The conflict in Syria has stoked Sunni-Shi’ite tensions in the region, with Iran and Hezbollah supporting Assad, and Sunni-ruled nations such as Turkey, Saudi Arabia and Qatar backing the rebels. Sunni militants have also poured in to help the rebels.
Dozens of Kuwaitis gathered outside the Lebanese Embassy in Kuwait late on Tuesday to protest against Hezbollah’s role in Syria. Protesters burned a picture of Hezbollah leader Hassan Nasrallah, a photo published in local media showed.
“The mujahideen in Lebanon are preparing ... for the battle which you started, Hezbollah,” a Kuwaiti cleric named Shafi al-Ajami said in a video of the demonstration posted on YouTube.
“We are arming the mujahideen from here (Kuwait), and from the Arabian Peninsula, the Gulf states, Egypt, Jordan, Lebanon, Iraq and Turkey,” he said.
He said funds for the effort were coming from “honourable people”, not governments. Kuwaiti Islamists have started a Twitter campaign named “Kuwaitis prepare 12,000 mujahideen” as well as an online fundraising drive to help arm Syrian rebels.
Ajami said Syria would become “the graveyard for the party of Satan” - a common slur used by rebels against Hezbollah, whose name means “party of God” in Arabic.

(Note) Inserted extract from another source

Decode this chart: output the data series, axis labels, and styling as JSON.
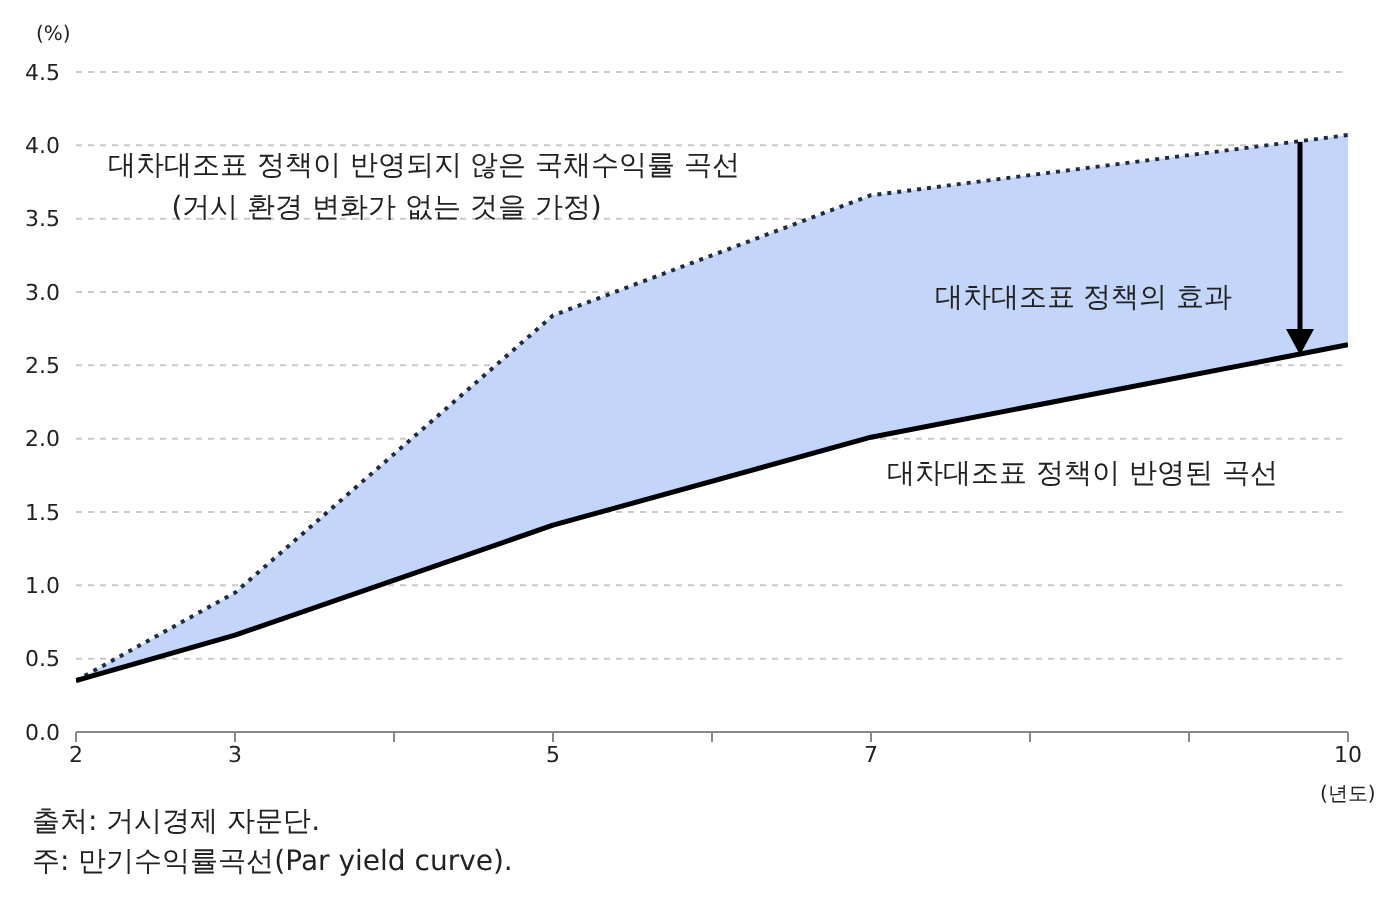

In Hatla, some opposition activists said the attack included summary killings and the burning of Shi’ite places of worship.
Activist Karam Badran, who spoke to Reuters from Deir al-Zor, said only 20 people had been confirmed killed in Hatla but that another 20 had been taken hostage by the rebels.
He said the attackers’ main motive was not sectarian, but what he and the Observatory said were government attempts to recruit militiamen of all faiths in an area rebels had held for a year. Shi’ites had not previously been harmed there, he said.
Badran said the Hatla killings had also followed an attack on Monday by pro-Assad militiamen on a rebel checkpoint outside the provincial capital Deir al-Zor, in which several opposition fighters had been killed and dozens wounded.
“Three of the men killed were three Shi’ite clerics. They were executed and hung on the gates of the town,” Badran said. “But among the dead were also Sunnis (who had joined pro-Assad militia). This is really about betrayal.”